Bugatti is famed for building ultra-expensive exotic cars for well-heeled customers that own oil companies or were born into royalty. The company is not known for making electric scooters. But if you buy generic-brand products or have a bag filled with other bags underneath your sink, you, too, can now afford to own a Bugatti of sorts… just not a Type 57 or Veyron.
While not cheap, this battery-powered, Bytech-built, Bugatti-branded scooter costs around $1,200, a far cry from the millions you’d drop on a new Chiron. And for what it is, this last-mile transportation device offers good range, laudable performance and a passel of nice features.
Unboxing and assembly
Unlike a new car, some assembly is required here, though the process is dead simple. In fact, removing this scooter from the packaging is more difficult than putting it together.
Unboxing takes a bit of effort. Everything is tightly packaged and is carefully wrapped. Sliding the main box out of the shipping container is challenging.
After disrobing the scooter from its not-insignificant packaging, assembly is dead simple and only takes about five minutes. You basically set the scooter on its kickstand; fold the handlebar stem up, locking it in place; clip together a single waterproof cable; and then attach the handlebars to the upright tube using four screws and the included Allen wrench. After that, you’re ready to charge the battery then go for a ride.
Tech and specs
This Bugatti-branded scooter is offered in several colors: black (which is what we have), blue, silver and a searing yellow. Built around a magnesium frame, this device weighs around 35 pounds.
The handlebar post folds down and can be latched to a hook on the rear fender, making the scooter easy to transport in a car trunk or carry on a bus. Unfortunately, this device still feels quite heavy and is surprisingly bulky. Overall, it can support up to 242 pounds.
Helping you glide along the pavement are 9-inch wheels wrapped in non-pneumatic tires. The good news is these will never go flat, the bad news is they are incredibly stiff, which provides a bone-shaking ride. An electronic rear brake helps slow you down, as does handle-operated drum brake on the front wheel.
Enhancing safety, this scooter has a small headlamp, though it’s not very bright, and a brake light, one that also shines a slightly distorted Bugatti logo onto the pavement. A small bell is provided, too, so you can alert other pedestrians of your presence.
Motivation is provided by a 600-watt brushless DC motor that’s fed by a 360-Watt-hour battery pack. This setup provides a manufacturer-estimated range of between 20 and 25 miles. The recharge time from a standard household outlet is about 4 hours.
Performance and controls
As for performance, this scooter tops out at 18.6 mph (30 km/h), which feels way faster as you whiz through the open air. Three modes allow you to adjust the top speed. Setting one limits the scooter to 9 mph, two is good for 12.5 and three gives you the full Montgomery. These speed limit settings are easily accessible via the M button on the control panel.
A long press of the power button turns the scooter on or off. A short press of the same switch activates or deactivates the headlight. Turn signals are included, too, flashing lights on the ends of the handlebars and on the scooter’s base.
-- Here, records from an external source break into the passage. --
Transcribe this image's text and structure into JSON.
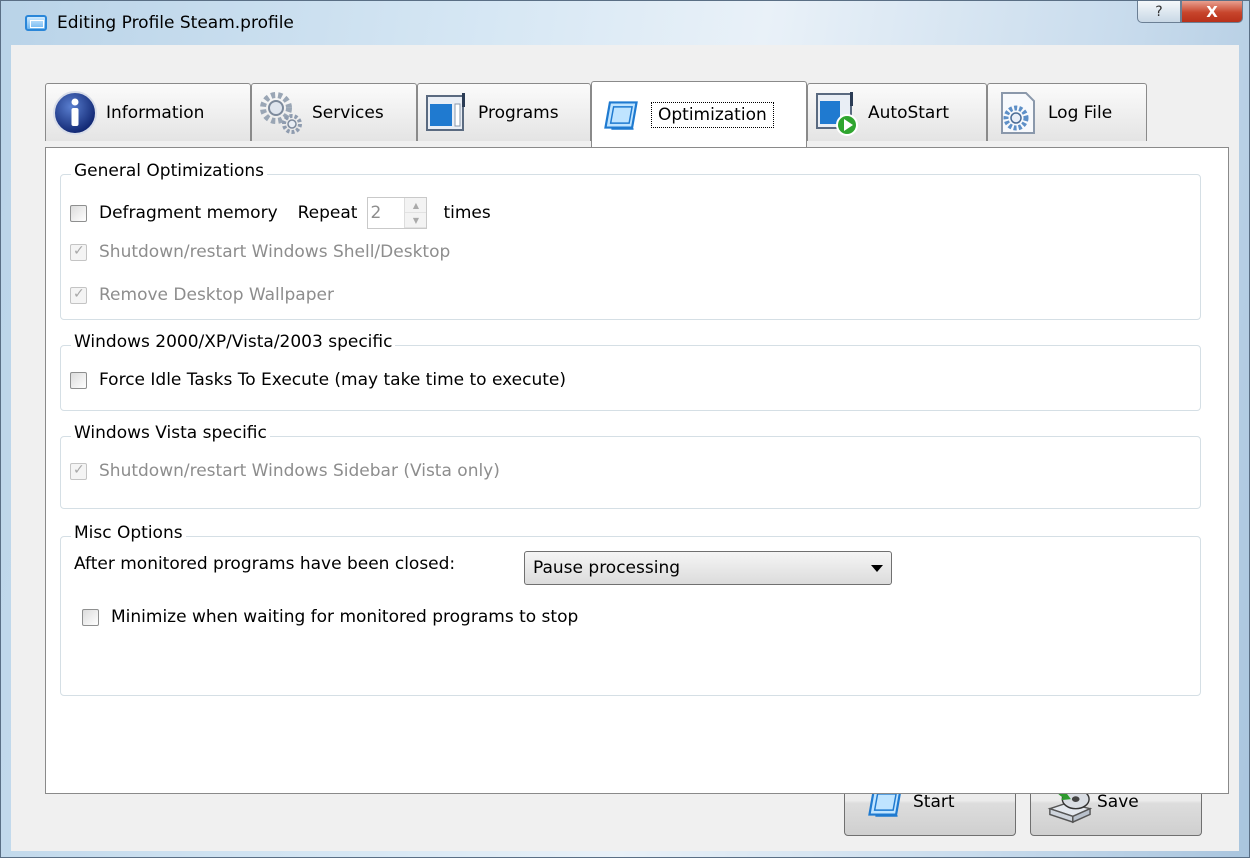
{
  "window": {
    "title": "Editing Profile Steam.profile",
    "help_label": "?",
    "close_label": "X"
  },
  "tabs": [
    {
      "label": "Information",
      "icon": "info-icon"
    },
    {
      "label": "Services",
      "icon": "gears-icon"
    },
    {
      "label": "Programs",
      "icon": "programs-icon"
    },
    {
      "label": "Optimization",
      "icon": "optimization-icon",
      "active": true
    },
    {
      "label": "AutoStart",
      "icon": "autostart-icon"
    },
    {
      "label": "Log File",
      "icon": "log-file-icon"
    }
  ],
  "general": {
    "title": "General Optimizations",
    "defrag_label": "Defragment memory",
    "repeat_label": "Repeat",
    "repeat_value": "2",
    "times_label": "times",
    "shell_label": "Shutdown/restart Windows Shell/Desktop",
    "wallpaper_label": "Remove Desktop Wallpaper"
  },
  "winxp": {
    "title": "Windows 2000/XP/Vista/2003 specific",
    "idle_label": "Force Idle Tasks To Execute (may take time to execute)"
  },
  "vista": {
    "title": "Windows Vista specific",
    "sidebar_label": "Shutdown/restart Windows Sidebar (Vista only)"
  },
  "misc": {
    "title": "Misc Options",
    "after_label": "After monitored programs have been closed:",
    "after_value": "Pause processing",
    "minimize_label": "Minimize when waiting for monitored programs to stop"
  },
  "buttons": {
    "start_label": "Start",
    "save_label": "Save"
  },
  "colors": {
    "accent": "#2a86d8",
    "close": "#c7452c"
  }
}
Mounted on the handlebars is a simple screen that shows a variety of information, things like your speed, battery life, whether the headlight is on and there’s even an odometer.
An intuitive thumb control serves as the accelerator and the front brake pull-handle works just like one on a bicycle.
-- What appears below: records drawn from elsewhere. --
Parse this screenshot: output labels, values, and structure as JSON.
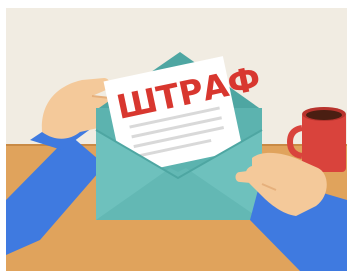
{
  "illustration": {
    "letter_text": "ШТРАФ",
    "colors": {
      "wall": "#f1ece2",
      "table": "#e0a35c",
      "table_edge": "#c98a45",
      "envelope": "#6ec1bd",
      "envelope_dark": "#4ea6a2",
      "paper": "#ffffff",
      "paper_lines": "#d9d9d9",
      "word": "#d8372f",
      "skin": "#f4c99a",
      "skin_shadow": "#e6b07c",
      "sleeve": "#3f7ae0",
      "cup": "#d9433c",
      "coffee": "#4a1e12"
    }
  }
}
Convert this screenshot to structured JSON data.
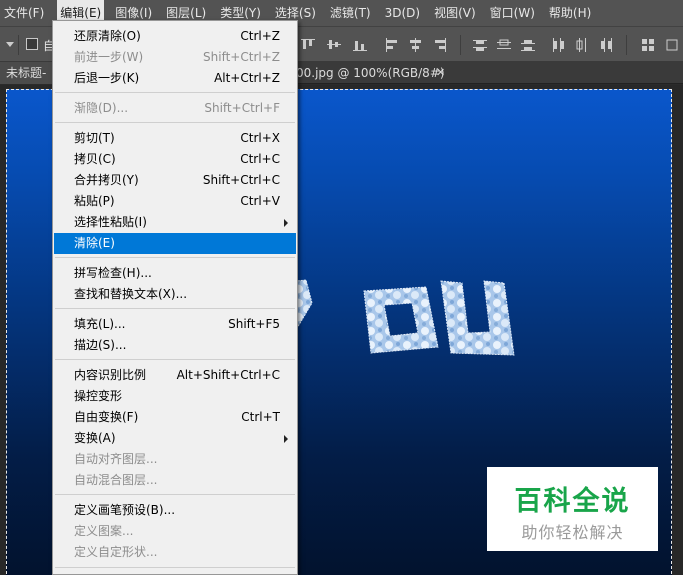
{
  "menubar": {
    "items": [
      {
        "label": "文件(F)"
      },
      {
        "label": "编辑(E)",
        "active": true
      },
      {
        "label": "图像(I)"
      },
      {
        "label": "图层(L)"
      },
      {
        "label": "类型(Y)"
      },
      {
        "label": "选择(S)"
      },
      {
        "label": "滤镜(T)"
      },
      {
        "label": "3D(D)"
      },
      {
        "label": "视图(V)"
      },
      {
        "label": "窗口(W)"
      },
      {
        "label": "帮助(H)"
      }
    ]
  },
  "options_bar": {
    "auto_select_label": "自"
  },
  "tabs": {
    "left_title": "未标题-",
    "right_title": "00.jpg @ 100%(RGB/8#)",
    "close_glyph": "✕"
  },
  "edit_menu": {
    "items": [
      {
        "label": "还原清除(O)",
        "shortcut": "Ctrl+Z"
      },
      {
        "label": "前进一步(W)",
        "shortcut": "Shift+Ctrl+Z",
        "disabled": true
      },
      {
        "label": "后退一步(K)",
        "shortcut": "Alt+Ctrl+Z"
      },
      {
        "label": "渐隐(D)...",
        "shortcut": "Shift+Ctrl+F",
        "disabled": true
      },
      {
        "label": "剪切(T)",
        "shortcut": "Ctrl+X"
      },
      {
        "label": "拷贝(C)",
        "shortcut": "Ctrl+C"
      },
      {
        "label": "合并拷贝(Y)",
        "shortcut": "Shift+Ctrl+C"
      },
      {
        "label": "粘贴(P)",
        "shortcut": "Ctrl+V"
      },
      {
        "label": "选择性粘贴(I)",
        "shortcut": "",
        "submenu": true
      },
      {
        "label": "清除(E)",
        "shortcut": "",
        "highlighted": true
      },
      {
        "label": "拼写检查(H)...",
        "shortcut": ""
      },
      {
        "label": "查找和替换文本(X)...",
        "shortcut": ""
      },
      {
        "label": "填充(L)...",
        "shortcut": "Shift+F5"
      },
      {
        "label": "描边(S)...",
        "shortcut": ""
      },
      {
        "label": "内容识别比例",
        "shortcut": "Alt+Shift+Ctrl+C"
      },
      {
        "label": "操控变形",
        "shortcut": ""
      },
      {
        "label": "自由变换(F)",
        "shortcut": "Ctrl+T"
      },
      {
        "label": "变换(A)",
        "shortcut": "",
        "submenu": true
      },
      {
        "label": "自动对齐图层...",
        "shortcut": "",
        "disabled": true
      },
      {
        "label": "自动混合图层...",
        "shortcut": "",
        "disabled": true
      },
      {
        "label": "定义画笔预设(B)...",
        "shortcut": ""
      },
      {
        "label": "定义图案...",
        "shortcut": "",
        "disabled": true
      },
      {
        "label": "定义自定形状...",
        "shortcut": "",
        "disabled": true
      }
    ]
  },
  "canvas": {
    "cloud_text": "you"
  },
  "watermark": {
    "title": "百科全说",
    "subtitle": "助你轻松解决"
  }
}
When it’s time to go for a scoot, this device will not start on its own, even if you push the accelerator toggle all the way. You have to shove off first, get the scooter rolling before the motor will engage.
Once moving, the acceleration is decent. Off-the-line grunt is good, but the vigor does diminish as velocity increases. Holding a constant speed for 10 seconds or longer engages cruise control, though this is quite unintuitive and, frankly, difficult to achieve.
The brakes are dead simple and refreshingly easy to modulate, but the ride quality is absolutely brutal. Really, it’s best to use this scooter exclusively on smooth surfaces. It can handle gravel, but it’s a bit dicey. Grass is mostly a no-go, unfortunately, as it slows the device down to a crawl.
Similarly, the manufacturer recommends avoiding rough surfaces. The scooter can handle bumps or water up to 0.75 inches. A Mercedes-Benz G-Wagen this is not. It’s also not recommended that you accelerate down hills or ride in the rain.
Nice, but overpriced
As last-mile transportation solutions go, this Bugatti-branded scooter is quite nice, aside from the surfeit of tacky emblems of dubious provenance. The performance is good, there are plenty of features and this scooter does seem to be of good quality. Unfortunately, pricing is a conspicuous downside, as $1,200 is a big ask. You can get similar scooters with comparable features and range for less than half as much. If the Bugatti name matters to you, consider this product, if not, it’s probably better to shop elsewhere.